Right-size bucket width to push index size under cache. Wider buckets = fewer documents = smaller _id index. Narrower buckets = smaller documents = better disk-throughput profile but larger index. Which wins depends on what's saturated.
Keep secondary-index cardinality in check. Each secondary index occupies its own cache budget. appV4+ in the case study uses a single _id index for exactly this reason — packing all query predicates into the _id keeps total index pressure tied strictly to document count.
Benchmark on representative data volumes. A 1 GB dev collection fits entirely in cache on any modern machine and gives no signal about production behaviour at 100 GB. The case study's 500 M-event / 4 GB-RAM rig is deliberately sized so cache pressure is visible at reasonable test durations.

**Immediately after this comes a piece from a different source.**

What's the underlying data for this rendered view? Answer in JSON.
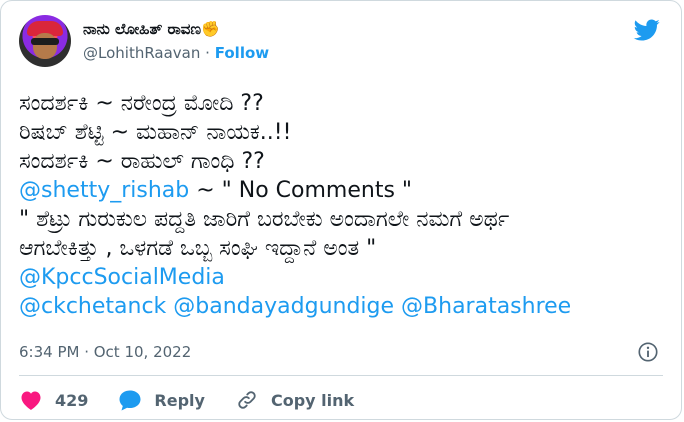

Monitor wiredTiger.cache bytes currently in the cache vs maximum bytes configured, plus eviction statistics in serverStatus output. A rising eviction rate under steady workload is the canonical symptom of exceeding cache.

Seen in¶

sources/2025-10-09-mongodb-cost-of-not-knowing-mongodb-part-3-appv6r0-to-appv6r4 — cache ceiling at 1.5 GB on 4 GB RAM is the specific resource appV6R0's 3.13 GB _id index overflowed, driving the pivot to appV6R1's quarter-bucket schema. Named in-article: "this is near the 4GB of available memory on the machine running the database and exceeds the 1.5GB allocated by WiredTiger for cache … the limiting factor in this case is memory/cache rather than document size."